Ever thought you wanted to fly? At Fort Funston you can watch hang gliders come close, floating gracefully back and forth on the air currents rising off the cliff. Weekends are the best time to catch these daring fliers in the act.
Fort Funston is also a good place for the earth-bound, with wheelchair-accessible paved trails along the ocean cliffs. Be sure to bring a jacket, as those same winds that attract the hang gliders can make the cliffs pretty chilly. You can follow a trail down to Funston Beach, though be forewarned, it's a tough climb back.
Fort Funston is also popular with dog owners, as it is one of the few places where you have official permission to let your dog off the leash, under voice control. You'll often find dogs getting their obedience training along the bluffs.
The Fort Funston Visitor's Center has exhibits on the ecology of the area and is open daily from noon until 4 p.m. The phone number is (415) 239-2366. Entrance to the Fort Funston parking area is off Skyline Boulevard (Route 35) just south of John Muir Drive.
On November 2, 1769, the members of an expedition led by Spaniard Don Gaspar de Portola became the first Europeans to gaze upon San Francisco Bay, and they did so from Sweeney Ridge in what is now the town of Pacifica. Since Sweeney Ridge is often shrouded in fog, it's fortunate that Portola and his men were here in the fall, when the weather is more cooperative. Today people visit Sweeney Ridge to see San Francisco Bay and the stone marker commemorating Portola's discovery but also for views of Mount Tamalpais, the Farallon Islands, and Mount Hamilton.
The easiest trail to the discovery site is from San Bruno on the east side of the ridge. Head west on Sneath Lane from Highway 35 until you come to the small parking area by the GGNRA gate. From there it's a steady uphill walk on an asphalt road to the top of the ridge. It's a bit of a climb but your efforts are rewarded with spectacular 360-degree views.
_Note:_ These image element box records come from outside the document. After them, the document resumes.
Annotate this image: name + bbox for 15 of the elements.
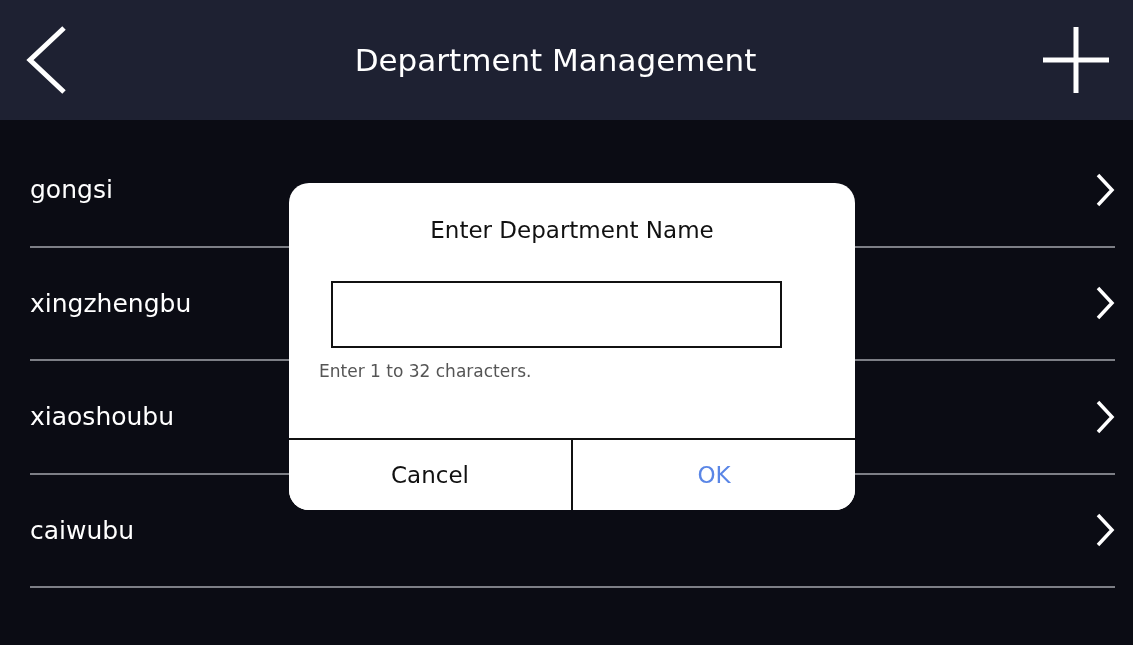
- chevron-right-icon[interactable]: [1095, 398, 1115, 435]
- chevron-right-icon[interactable]: [1095, 285, 1115, 322]
- chevron-right-icon[interactable]: [1095, 512, 1115, 549]
- hint-text: Enter 1 to 32 characters.: [319, 359, 533, 383]
- department-name[interactable]: caiwubu: [30, 511, 135, 549]
- ok-button[interactable]: OK: [571, 440, 855, 510]
- back-icon[interactable]: [24, 24, 68, 96]
- department-name[interactable]: xingzhengbu: [30, 284, 192, 322]
- department-name[interactable]: xiaoshoubu: [30, 398, 175, 436]
- department-name[interactable]: gongsi: [30, 171, 113, 209]
- dialog-title: Enter Department Name: [429, 216, 715, 245]
- add-icon[interactable]: [1043, 27, 1109, 93]
- input-field[interactable]: [331, 280, 782, 348]
- page-title: Department Management: [354, 40, 757, 80]
- chevron-right-icon[interactable]: [1095, 171, 1115, 208]
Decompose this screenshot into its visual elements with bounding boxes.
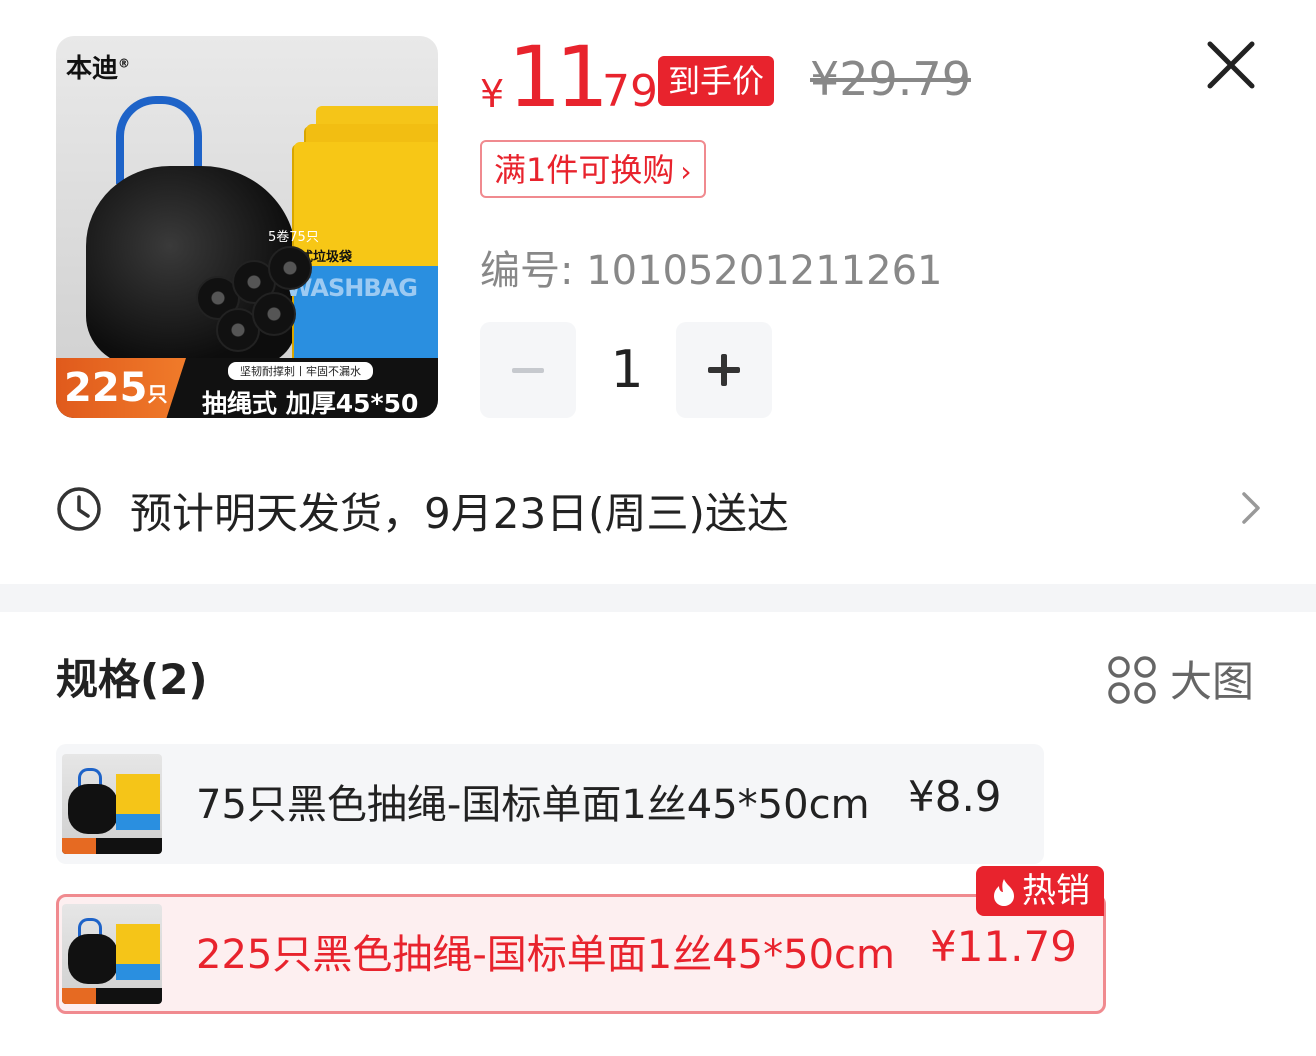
- price-currency: ¥: [480, 72, 505, 116]
- spec-title: 规格(2): [56, 655, 208, 704]
- spec-option[interactable]: 75只黑色抽绳-国标单面1丝45*50cm ¥8.9: [56, 744, 1044, 864]
- spec-option-selected[interactable]: 225只黑色抽绳-国标单面1丝45*50cm ¥11.79: [56, 894, 1106, 1014]
- chevron-right-icon: ›: [680, 155, 692, 188]
- chevron-right-icon: [1242, 492, 1260, 524]
- hot-sale-badge: 热销: [976, 866, 1104, 916]
- quantity-increase-button[interactable]: [676, 322, 772, 418]
- option-thumbnail: [62, 904, 162, 1004]
- net-price-badge: 到手价: [658, 56, 775, 106]
- flame-icon: [994, 879, 1014, 906]
- thumb-count: 225只: [56, 358, 186, 418]
- delivery-row[interactable]: 预计明天发货，9月23日(周三)送达: [0, 460, 1316, 560]
- brand-logo: 本迪®: [66, 54, 131, 84]
- close-icon: [1207, 41, 1255, 89]
- option-label: 225只黑色抽绳-国标单面1丝45*50cm: [196, 932, 895, 978]
- section-divider: [0, 584, 1316, 612]
- grid-icon: [1108, 656, 1156, 704]
- hot-sale-label: 热销: [1022, 871, 1090, 911]
- original-price: ¥29.79: [810, 52, 971, 106]
- rolls-graphic: [196, 246, 316, 356]
- close-button[interactable]: [1200, 36, 1260, 96]
- thumb-desc: 抽绳式 加厚45*50: [202, 389, 419, 418]
- quantity-value[interactable]: 1: [580, 340, 674, 400]
- price-decimal: .79: [588, 66, 658, 117]
- exchange-tag-label: 满1件可换购: [494, 151, 675, 189]
- box-count-text: 5卷75只: [268, 230, 319, 245]
- option-price: ¥11.79: [930, 922, 1077, 971]
- product-image[interactable]: 本迪® 5卷75只 抽绳式垃圾袋 WASHBAG 225只 坚韧耐撑刺丨牢固不漏…: [56, 36, 438, 418]
- thumb-pill: 坚韧耐撑刺丨牢固不漏水: [228, 362, 373, 380]
- option-thumbnail: [62, 754, 162, 854]
- option-label: 75只黑色抽绳-国标单面1丝45*50cm: [196, 782, 870, 828]
- quantity-decrease-button[interactable]: [480, 322, 576, 418]
- option-price: ¥8.9: [908, 772, 1002, 821]
- bigview-label: 大图: [1170, 657, 1255, 706]
- sku-code: 编号: 10105201211261: [480, 248, 943, 294]
- delivery-text: 预计明天发货，9月23日(周三)送达: [130, 489, 789, 538]
- exchange-tag[interactable]: 满1件可换购 ›: [480, 140, 706, 198]
- clock-icon: [57, 487, 101, 531]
The walk up and back will take about an hour and a half.
You can also start your hike in Pacifica on the west side of the ridge; the trail leaves from the parking lot behind the Shelldance Nursery at 2000 Cabrillo Highway (Highway 1) in Pacifica.
The Phleger Estate became part of the GGNRA at the end of 1994, so it's one of the newest pieces of the park. Situated between Skyline Boulevard and Interstate 280, the park's 1232 acres offer spectacular views, large stands of redwoods, and a host of wildlife. There are currently about 10 miles of trails through the property, and the estate is adjacent to other parks and preserves if you're interested in longer hikes.
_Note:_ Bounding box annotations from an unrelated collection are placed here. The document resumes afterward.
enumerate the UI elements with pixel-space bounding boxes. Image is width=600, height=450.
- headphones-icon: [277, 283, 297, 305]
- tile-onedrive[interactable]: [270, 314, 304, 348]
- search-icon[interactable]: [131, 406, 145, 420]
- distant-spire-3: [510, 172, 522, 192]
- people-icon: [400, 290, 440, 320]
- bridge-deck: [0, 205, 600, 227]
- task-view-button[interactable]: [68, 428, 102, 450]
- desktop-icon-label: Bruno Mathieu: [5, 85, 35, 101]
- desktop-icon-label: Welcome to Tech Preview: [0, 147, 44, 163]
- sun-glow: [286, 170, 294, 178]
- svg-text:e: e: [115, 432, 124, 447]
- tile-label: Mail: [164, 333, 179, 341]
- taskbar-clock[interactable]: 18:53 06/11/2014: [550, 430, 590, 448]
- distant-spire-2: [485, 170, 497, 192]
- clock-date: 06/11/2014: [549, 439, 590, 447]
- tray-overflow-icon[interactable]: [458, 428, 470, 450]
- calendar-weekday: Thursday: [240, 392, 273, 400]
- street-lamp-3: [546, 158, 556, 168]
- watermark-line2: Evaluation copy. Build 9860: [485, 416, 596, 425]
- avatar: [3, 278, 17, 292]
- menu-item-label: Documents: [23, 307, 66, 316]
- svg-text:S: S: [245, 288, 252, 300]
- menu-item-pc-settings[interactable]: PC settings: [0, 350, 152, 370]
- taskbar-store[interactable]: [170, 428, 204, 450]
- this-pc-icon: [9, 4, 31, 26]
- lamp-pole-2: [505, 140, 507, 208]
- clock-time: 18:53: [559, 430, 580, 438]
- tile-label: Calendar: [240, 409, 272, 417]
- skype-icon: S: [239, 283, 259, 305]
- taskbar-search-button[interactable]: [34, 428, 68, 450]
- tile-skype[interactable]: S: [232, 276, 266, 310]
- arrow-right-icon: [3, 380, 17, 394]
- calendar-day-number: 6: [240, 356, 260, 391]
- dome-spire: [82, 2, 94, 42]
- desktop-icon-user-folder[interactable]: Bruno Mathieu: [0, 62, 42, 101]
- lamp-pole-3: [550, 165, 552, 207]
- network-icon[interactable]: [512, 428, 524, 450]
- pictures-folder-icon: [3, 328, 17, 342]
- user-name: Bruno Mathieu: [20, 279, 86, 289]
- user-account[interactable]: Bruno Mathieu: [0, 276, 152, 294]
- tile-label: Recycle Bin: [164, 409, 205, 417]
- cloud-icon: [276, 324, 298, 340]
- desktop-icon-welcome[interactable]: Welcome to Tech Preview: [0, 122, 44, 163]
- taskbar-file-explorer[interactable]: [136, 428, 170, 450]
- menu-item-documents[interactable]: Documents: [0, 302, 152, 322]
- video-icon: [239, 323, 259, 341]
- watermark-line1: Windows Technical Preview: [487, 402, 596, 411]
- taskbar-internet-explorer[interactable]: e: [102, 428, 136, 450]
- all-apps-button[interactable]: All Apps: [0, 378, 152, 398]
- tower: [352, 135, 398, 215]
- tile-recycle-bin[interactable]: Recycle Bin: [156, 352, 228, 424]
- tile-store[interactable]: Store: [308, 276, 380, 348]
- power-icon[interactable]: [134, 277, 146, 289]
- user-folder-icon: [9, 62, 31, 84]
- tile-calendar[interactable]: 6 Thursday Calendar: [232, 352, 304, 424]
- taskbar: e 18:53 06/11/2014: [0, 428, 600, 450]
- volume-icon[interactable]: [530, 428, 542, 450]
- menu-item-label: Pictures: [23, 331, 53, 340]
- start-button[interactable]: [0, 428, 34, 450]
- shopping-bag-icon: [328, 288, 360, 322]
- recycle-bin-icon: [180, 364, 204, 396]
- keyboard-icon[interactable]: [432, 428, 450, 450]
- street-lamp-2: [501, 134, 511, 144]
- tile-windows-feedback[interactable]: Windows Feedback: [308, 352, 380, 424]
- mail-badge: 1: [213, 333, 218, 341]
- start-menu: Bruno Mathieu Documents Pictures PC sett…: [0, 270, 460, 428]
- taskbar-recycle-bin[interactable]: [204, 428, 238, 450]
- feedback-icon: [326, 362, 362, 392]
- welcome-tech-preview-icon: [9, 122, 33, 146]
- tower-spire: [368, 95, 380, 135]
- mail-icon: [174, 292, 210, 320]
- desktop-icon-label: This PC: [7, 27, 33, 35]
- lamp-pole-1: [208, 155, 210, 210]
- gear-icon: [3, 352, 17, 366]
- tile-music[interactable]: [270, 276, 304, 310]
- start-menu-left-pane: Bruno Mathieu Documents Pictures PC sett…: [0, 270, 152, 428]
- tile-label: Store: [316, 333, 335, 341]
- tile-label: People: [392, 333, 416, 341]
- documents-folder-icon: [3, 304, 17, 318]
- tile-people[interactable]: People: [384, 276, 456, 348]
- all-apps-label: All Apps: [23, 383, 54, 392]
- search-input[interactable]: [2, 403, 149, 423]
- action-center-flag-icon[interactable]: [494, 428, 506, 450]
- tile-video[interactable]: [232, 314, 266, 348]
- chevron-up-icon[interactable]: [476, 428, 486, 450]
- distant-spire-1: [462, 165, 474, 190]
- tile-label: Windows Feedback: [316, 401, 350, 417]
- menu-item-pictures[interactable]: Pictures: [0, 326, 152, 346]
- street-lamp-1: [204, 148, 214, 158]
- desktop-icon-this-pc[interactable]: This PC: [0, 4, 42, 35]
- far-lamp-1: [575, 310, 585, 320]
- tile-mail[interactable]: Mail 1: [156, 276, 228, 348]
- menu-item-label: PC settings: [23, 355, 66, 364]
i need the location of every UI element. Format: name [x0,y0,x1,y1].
You can get access to Phleger's trails from Huddart Park off King's Mountain Road in Woodside. You can pick up a map at the entrance station. There's a $4 per vehicle entrance fee. You can also park at the Purissima Creek Redwoods Open Space on Skyline Boulevard just north of King's Mountain Road and enter Huddart Park on the uphill side. From there you can follow Huddart Park trails over to the Phleger trails, but you have to know where you're going; there's no place to pick up maps or trail guides on that side.